Musique : La chanteuse Rosemary Standley, du groupe rock-folk Moriarty, interprète Carmen

Accompagnée de cinq musiciennes, Rosemary Standley offre à l’ouvrage de Bizet, recomposé par François Gremaud, une éblouissante luminosité.
Rosemary Standley dans la reprise de « Carmen » par François Gremaud.
Rosemary Standley dans la reprise de « Carmen » par François Gremaud. (Crédits : ⓒ Dorothée Thébert Filliger)

Rosemary Standley subjugue, et dès qu'il l'entendit et la vit, un jour de l'été 2019, chanter des standards de jazz, l'écrivain et metteur en scène François Gremaud sut qu'il avait trouvé « sa » Carmen. Il la cherchait. Il voulait parachever la trilogie des « grandes figures féminines tragiques des arts vivants classiques » : après Phèdre pour le théâtre, après Giselle pour le ballet, c'était au tour de l'opéra. Attention ! Il ne s'agit donc pas de mettre en scène l'ensemble d'un ouvrage mais de procéder à « une réduction de spectacle pour interprète seul(e) » Après le premier spectacle qui le fit bien connaître, une Conférence de choses en plusieurs épisodes, aussi drôle qu'érudite, délivrée par Pierre Mifsud, François Gremaud avait mis au point une Phèdre destinée aux écoliers. Vincent Baudriller, directeur du Théâtre Vidy-Lausanne, eut l'occasion de voir ce travail et lui proposa d'en faire une version étoffée pour la scène. Ce fut, par l'extraordinaire Romain Daroles, Phèdre ! Mais oui, un garçon ! Ce spectacle a fêté sa 500e, quant à Giselle..., avec la magnifique Samantha van Wissen dans le rôle titre, elle en est à plus de 100 représentations.

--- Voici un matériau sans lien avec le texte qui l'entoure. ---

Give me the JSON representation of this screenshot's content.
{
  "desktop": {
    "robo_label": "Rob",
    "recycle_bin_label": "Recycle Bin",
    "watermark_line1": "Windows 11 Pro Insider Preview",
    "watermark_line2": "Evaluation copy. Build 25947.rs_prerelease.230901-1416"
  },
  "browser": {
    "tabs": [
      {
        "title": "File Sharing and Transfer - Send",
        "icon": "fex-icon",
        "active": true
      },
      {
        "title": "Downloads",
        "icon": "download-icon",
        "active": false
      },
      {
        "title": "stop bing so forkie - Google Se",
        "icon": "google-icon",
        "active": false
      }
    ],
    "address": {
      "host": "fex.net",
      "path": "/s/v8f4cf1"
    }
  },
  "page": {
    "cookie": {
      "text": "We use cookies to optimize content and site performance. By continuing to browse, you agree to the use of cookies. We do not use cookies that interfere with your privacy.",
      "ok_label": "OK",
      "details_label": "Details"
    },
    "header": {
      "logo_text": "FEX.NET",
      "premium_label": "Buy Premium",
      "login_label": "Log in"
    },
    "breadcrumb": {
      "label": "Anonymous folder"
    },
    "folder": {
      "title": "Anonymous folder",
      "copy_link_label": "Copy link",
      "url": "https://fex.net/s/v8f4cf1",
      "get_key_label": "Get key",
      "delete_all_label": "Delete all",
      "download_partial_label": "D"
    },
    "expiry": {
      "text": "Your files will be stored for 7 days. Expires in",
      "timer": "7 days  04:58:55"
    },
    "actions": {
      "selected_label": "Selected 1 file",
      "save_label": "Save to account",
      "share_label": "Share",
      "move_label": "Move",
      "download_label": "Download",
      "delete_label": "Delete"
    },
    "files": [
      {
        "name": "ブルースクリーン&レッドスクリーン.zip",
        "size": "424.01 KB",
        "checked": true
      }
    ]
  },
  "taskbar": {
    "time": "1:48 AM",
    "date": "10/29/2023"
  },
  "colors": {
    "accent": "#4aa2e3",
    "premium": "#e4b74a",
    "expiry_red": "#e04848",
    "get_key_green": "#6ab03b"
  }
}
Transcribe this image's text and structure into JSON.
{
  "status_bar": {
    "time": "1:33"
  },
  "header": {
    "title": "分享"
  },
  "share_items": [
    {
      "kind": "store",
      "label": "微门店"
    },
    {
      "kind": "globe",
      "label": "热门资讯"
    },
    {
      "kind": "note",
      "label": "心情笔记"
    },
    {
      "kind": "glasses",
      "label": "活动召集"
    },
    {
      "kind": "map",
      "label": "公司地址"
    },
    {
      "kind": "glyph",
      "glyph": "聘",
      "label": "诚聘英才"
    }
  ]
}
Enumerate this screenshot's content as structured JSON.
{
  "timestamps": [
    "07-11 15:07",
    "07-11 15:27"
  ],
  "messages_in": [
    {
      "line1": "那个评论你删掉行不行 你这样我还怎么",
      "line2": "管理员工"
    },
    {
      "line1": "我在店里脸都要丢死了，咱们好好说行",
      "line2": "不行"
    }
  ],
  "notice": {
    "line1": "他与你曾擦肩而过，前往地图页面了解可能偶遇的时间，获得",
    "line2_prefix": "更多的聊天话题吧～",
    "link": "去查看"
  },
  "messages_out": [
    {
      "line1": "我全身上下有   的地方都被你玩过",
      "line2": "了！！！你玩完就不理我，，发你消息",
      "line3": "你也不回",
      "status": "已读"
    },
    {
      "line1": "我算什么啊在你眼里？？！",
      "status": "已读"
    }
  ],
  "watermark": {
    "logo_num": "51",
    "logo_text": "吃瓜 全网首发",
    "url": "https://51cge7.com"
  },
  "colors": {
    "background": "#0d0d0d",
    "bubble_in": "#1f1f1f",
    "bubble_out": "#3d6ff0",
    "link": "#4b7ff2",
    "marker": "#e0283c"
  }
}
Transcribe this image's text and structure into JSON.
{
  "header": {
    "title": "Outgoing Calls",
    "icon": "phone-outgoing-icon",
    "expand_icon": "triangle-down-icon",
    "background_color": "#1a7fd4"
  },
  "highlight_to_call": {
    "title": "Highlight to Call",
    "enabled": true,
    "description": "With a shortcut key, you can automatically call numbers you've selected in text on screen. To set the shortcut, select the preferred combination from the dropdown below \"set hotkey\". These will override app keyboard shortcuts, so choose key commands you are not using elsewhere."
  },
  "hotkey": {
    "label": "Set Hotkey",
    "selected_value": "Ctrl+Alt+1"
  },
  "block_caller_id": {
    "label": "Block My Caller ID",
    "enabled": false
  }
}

Carmen est en bonne route pour ces records. Plus exactement Carmen., c'est-à-dire Carmen avec un point. François Gremaud adore la langue et ses subtilités. Il emprunte au regretté Jacques Drillon et à son Traité de la ponctuation française (Gallimard, 1991) l'idée qu'un point tout simple peut être exclamatif. C'est surtout, pour le concepteur du spectacle, le souhait de faire la différence entre l'ouvrage et sa proposition originale, savante et savoureuse.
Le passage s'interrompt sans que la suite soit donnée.